What happens next is really what sends Jimmy into high gear. Mike Ehrmantraut, assisting a hapless amateur criminal dealing drugs to a small-time Mexican gang, needs Jimmy’s help. He isn’t a man who asks for help lightly, and Jimmy knows enough about Mike to respect his abilities and knowledge, so for a brief, wonderful scene, Saul Goodman appears for the first time on Better Call Saul. There in that interrogation room, with Police, who are obviously no fools, asking whether or not the dim-witted Mr Pryce is in some business other than baseball card collection, Saul Goodman does his masterful dance. Pryce is guilty. They have him dead to rights. But Saul specializes in defending the indefensible, and in fact Jimmy used to do just that, grinding it out in lower courts for quick cash in the series opener. His laid-back but quick-witted patter is the real music in this episode, and unlike Chuck, Jimmy can play this piece from top to bottom with no mistakes. Saul/Jimmy has a knack for getting victims off the hook at their own expense. In this case, he dreams up an alibi so outrageous and humiliating for Pryce that he’s almost giggling at his own boldness as he pitches it to the cops. Pryce, he explains, is being evasive because he’s hiding a video of him sitting naked in a pie crying — a “Squat Cobbler” fetish. Jimmy commits to the story, the cops buy it, and Pryce is free. It must occur to Jimmy in moments like this that, as Kim always tells him, he’s good at it. But in this case, Kim draws an important line.

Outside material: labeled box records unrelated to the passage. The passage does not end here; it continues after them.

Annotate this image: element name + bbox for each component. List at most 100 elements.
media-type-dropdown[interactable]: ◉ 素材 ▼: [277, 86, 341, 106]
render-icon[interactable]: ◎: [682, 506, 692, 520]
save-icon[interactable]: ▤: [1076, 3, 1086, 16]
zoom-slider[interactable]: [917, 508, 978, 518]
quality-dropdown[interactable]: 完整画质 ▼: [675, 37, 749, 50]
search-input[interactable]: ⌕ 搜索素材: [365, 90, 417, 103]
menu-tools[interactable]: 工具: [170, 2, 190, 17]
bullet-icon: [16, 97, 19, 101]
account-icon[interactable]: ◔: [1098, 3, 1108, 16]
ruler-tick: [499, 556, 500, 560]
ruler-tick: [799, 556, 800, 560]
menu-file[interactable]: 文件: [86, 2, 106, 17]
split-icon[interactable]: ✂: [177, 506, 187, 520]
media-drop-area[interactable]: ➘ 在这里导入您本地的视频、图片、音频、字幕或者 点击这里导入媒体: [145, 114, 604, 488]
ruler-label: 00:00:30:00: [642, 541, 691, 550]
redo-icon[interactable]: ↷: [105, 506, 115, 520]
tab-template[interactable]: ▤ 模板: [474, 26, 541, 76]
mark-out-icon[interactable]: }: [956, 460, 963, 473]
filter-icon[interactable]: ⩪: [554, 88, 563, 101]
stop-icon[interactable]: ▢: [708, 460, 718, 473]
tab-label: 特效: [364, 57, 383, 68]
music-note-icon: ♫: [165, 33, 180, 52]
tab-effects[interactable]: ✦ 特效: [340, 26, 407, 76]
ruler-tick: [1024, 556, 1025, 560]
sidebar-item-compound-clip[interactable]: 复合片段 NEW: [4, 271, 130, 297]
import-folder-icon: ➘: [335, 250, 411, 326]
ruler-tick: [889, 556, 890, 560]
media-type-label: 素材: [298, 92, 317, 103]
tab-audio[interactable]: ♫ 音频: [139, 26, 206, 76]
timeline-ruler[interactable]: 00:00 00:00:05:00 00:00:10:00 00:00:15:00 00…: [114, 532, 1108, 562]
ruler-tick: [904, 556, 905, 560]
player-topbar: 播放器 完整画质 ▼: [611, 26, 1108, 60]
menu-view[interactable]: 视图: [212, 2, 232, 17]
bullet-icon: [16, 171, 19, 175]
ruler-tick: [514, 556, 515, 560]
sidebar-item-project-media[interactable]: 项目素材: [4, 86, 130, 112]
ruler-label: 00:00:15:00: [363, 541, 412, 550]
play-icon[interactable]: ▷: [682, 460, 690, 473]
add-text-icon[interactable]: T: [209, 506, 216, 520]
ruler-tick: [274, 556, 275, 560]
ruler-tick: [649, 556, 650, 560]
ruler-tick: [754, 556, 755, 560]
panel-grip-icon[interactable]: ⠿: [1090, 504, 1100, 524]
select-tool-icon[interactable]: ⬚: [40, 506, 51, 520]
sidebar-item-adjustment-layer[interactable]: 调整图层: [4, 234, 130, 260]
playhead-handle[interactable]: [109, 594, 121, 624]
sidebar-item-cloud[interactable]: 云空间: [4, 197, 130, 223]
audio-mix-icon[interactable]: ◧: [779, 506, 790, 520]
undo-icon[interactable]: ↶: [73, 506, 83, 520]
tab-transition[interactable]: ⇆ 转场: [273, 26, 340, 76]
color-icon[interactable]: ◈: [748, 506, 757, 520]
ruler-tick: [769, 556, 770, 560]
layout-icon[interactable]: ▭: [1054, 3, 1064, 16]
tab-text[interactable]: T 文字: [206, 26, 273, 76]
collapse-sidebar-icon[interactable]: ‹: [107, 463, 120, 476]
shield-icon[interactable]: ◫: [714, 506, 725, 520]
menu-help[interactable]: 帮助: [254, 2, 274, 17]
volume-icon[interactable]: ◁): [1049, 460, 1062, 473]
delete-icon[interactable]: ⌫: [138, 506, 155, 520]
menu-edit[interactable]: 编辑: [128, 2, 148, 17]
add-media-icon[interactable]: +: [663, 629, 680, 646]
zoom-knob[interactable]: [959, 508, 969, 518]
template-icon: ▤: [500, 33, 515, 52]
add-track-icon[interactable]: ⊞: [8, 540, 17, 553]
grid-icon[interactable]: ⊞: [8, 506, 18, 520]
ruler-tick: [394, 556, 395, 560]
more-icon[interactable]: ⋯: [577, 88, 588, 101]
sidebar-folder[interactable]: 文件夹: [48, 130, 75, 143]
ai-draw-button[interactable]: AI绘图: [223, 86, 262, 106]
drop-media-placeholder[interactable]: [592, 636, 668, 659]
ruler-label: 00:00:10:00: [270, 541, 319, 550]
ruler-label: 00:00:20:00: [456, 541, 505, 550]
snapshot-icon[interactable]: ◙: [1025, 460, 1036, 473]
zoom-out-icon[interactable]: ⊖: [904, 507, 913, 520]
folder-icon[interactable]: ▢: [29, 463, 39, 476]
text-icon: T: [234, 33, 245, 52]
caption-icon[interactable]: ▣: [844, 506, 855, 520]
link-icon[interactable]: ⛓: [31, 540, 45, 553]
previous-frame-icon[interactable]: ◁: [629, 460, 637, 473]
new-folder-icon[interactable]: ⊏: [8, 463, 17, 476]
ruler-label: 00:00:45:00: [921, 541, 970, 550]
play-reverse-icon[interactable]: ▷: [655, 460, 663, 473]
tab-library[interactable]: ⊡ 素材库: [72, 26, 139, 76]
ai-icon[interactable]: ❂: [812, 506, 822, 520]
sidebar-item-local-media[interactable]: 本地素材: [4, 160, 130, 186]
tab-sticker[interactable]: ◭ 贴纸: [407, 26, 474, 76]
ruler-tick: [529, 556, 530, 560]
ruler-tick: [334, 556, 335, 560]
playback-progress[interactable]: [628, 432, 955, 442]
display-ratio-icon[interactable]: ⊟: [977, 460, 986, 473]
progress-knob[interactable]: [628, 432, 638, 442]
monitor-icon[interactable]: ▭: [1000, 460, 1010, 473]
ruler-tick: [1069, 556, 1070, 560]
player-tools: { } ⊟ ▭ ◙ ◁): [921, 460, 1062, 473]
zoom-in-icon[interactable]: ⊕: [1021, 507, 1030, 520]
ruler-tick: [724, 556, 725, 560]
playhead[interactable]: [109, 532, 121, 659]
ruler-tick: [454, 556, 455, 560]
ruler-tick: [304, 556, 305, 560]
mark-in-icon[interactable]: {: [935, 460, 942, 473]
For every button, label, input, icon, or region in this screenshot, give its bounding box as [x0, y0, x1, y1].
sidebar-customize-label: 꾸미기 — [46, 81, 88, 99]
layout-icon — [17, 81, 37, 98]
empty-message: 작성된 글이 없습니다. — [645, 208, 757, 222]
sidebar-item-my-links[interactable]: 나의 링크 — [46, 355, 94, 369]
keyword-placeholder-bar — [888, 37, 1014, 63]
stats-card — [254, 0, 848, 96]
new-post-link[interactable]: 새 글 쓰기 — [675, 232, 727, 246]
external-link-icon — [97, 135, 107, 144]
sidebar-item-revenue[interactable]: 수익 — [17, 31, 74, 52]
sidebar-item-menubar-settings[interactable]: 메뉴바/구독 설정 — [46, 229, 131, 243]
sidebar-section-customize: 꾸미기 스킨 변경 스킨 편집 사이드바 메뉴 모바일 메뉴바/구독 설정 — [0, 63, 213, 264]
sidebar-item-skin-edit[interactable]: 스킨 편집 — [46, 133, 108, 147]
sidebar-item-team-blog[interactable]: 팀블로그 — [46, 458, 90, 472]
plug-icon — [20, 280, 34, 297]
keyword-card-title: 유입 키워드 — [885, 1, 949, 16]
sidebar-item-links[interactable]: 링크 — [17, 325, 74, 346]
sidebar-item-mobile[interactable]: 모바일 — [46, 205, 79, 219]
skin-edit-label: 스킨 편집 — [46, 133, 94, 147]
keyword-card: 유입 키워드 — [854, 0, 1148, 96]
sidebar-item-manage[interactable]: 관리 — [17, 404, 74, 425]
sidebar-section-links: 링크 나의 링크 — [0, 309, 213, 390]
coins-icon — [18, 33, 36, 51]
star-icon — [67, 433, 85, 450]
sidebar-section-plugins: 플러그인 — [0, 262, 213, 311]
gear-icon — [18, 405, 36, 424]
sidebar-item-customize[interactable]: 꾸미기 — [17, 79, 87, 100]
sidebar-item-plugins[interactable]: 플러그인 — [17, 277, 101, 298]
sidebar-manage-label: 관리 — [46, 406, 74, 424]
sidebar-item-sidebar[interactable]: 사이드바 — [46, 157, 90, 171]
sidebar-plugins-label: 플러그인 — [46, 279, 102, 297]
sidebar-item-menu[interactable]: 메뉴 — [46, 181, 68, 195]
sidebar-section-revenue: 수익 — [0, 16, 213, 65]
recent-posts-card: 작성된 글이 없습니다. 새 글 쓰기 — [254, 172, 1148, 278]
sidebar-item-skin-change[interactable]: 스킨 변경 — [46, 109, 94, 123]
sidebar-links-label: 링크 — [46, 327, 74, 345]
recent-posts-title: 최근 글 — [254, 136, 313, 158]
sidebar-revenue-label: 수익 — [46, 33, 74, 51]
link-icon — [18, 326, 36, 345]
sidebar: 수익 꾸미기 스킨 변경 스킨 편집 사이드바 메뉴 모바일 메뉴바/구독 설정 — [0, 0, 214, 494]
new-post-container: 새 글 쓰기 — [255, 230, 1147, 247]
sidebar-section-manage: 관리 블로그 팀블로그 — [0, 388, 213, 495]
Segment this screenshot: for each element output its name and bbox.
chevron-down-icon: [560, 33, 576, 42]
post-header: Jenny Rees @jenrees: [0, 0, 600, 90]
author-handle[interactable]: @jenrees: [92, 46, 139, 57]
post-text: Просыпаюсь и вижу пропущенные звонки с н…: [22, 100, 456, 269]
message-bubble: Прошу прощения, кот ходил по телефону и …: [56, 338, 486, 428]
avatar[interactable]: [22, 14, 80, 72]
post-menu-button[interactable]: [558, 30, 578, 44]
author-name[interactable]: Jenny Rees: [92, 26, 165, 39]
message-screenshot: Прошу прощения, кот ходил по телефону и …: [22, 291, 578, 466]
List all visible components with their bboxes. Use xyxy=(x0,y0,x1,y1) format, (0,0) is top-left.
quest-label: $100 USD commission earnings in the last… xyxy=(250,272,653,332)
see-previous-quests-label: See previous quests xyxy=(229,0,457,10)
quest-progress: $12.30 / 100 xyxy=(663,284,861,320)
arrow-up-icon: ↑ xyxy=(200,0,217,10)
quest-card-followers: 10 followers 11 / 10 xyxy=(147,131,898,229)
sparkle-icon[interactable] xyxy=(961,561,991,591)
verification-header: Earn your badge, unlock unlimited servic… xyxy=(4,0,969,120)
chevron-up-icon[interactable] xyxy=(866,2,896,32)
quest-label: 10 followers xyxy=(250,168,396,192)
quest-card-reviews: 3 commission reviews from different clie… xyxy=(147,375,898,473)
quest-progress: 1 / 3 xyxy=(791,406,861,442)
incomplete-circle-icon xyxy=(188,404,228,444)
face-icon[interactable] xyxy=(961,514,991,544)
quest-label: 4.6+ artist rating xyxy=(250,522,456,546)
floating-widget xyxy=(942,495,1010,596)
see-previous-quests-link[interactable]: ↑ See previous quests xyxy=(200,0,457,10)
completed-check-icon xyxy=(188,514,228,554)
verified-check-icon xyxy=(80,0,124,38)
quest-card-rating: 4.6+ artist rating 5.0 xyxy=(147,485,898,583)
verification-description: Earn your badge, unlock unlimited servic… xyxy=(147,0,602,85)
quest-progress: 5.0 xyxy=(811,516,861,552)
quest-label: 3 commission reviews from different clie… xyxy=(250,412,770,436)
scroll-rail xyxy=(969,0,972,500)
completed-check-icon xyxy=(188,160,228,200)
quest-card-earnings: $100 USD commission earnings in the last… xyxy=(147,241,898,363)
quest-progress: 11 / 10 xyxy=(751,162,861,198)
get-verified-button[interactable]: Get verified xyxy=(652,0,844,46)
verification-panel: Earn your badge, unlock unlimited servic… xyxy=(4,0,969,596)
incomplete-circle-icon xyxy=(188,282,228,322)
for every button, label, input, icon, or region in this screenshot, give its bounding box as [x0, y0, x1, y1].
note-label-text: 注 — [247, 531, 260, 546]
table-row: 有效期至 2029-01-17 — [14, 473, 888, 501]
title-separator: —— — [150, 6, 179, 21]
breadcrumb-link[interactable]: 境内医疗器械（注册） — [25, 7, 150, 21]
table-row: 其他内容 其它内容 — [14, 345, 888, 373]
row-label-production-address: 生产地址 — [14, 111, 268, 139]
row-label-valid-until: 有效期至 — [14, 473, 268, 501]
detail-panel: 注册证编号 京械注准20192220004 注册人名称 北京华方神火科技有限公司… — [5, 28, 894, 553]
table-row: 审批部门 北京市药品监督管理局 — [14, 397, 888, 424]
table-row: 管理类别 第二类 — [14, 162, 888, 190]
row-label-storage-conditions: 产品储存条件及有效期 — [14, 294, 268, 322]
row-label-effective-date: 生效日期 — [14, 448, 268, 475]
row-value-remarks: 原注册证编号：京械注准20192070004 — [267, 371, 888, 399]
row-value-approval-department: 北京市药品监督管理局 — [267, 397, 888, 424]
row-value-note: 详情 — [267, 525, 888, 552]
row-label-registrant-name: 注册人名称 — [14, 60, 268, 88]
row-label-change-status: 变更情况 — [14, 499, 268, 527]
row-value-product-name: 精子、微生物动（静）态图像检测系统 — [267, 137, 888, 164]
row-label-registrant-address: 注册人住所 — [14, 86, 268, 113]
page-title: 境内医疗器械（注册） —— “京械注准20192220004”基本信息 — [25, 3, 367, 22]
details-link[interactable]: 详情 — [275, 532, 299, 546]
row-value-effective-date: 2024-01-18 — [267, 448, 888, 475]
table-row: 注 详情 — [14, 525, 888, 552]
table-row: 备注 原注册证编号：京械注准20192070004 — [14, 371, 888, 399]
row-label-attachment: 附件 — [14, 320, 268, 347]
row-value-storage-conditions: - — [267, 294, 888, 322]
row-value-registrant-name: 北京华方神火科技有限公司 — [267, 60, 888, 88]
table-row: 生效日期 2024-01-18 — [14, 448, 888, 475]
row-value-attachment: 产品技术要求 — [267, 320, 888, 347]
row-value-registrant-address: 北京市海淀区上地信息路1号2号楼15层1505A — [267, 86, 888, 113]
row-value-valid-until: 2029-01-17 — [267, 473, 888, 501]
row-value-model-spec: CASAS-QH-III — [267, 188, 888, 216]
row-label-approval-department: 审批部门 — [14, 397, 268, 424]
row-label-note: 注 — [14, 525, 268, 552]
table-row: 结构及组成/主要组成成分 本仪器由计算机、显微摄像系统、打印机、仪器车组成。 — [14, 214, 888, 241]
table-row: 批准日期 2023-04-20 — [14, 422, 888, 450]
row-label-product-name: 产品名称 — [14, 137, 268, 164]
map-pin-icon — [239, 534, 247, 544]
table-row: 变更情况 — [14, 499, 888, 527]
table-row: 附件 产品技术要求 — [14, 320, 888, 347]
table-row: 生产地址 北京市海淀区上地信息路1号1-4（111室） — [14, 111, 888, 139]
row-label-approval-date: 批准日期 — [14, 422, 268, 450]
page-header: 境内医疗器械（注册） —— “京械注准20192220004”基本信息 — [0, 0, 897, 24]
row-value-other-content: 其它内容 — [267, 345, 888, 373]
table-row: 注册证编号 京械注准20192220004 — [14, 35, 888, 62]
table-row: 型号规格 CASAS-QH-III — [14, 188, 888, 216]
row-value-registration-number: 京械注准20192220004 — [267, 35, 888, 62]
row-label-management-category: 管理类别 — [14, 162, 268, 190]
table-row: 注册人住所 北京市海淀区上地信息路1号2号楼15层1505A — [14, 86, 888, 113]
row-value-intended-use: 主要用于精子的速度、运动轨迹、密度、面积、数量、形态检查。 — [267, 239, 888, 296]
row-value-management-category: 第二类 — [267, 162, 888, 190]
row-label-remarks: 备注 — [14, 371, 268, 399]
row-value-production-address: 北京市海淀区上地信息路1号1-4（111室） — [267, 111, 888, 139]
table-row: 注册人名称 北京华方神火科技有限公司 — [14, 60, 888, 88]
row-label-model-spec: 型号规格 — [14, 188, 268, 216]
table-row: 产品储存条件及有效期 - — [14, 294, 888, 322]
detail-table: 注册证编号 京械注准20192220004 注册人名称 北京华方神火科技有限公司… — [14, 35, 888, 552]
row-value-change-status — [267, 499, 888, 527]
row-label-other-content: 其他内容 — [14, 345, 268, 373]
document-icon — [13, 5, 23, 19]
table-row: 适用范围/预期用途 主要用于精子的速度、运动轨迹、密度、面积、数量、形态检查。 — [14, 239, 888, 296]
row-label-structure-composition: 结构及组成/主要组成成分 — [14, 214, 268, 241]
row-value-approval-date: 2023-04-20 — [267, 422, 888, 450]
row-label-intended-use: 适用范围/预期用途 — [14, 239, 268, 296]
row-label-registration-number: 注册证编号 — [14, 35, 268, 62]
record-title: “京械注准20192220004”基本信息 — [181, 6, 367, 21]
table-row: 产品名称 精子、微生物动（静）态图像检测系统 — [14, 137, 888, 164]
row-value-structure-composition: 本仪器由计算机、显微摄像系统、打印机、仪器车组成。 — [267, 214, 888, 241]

In order to complete the illusion for the authorities, Jimmy decides that poor old Pryce must actually make a squat cobbler video for the police to find. We don’t see it — we don’t even see Pryce’s reaction to the idea — but Jimmy gloats to Kim about making it as they share an extra pie. Kim, wearing Jimmy’s University of American Samoa sweatshirt and pretty much nothing else, laughs along with him at first, until Jimmy admits that he made the video. Kim points out that doing so is creating false evidence, a serious offense that could get him disbarred. The mood gets quieter. She finally says, “Don’t tell me about things like that again.”
And therein lies the moment, it seems, when Jimmy realizes he can’t be with Kim forever, because he can’t be completely honest with her. Kim says “No” to Jimmy so rarely that, coming from her, it gives him pause, but let’s face it: Jimmy loved who he was in that interrogation room. It was the part he was born to play. It’s his favourite version of Jimmy. But it isn’t Kim’s. There doesn’t seem to be enough room in the world for Kim Wexler and Saul Goodman. Eventually Jimmy will have to make a choice, and of course, we all know what choice he makes. It’s just one of the many tragic clouds gathering in the sunny New Mexico skies of Better Call Saul.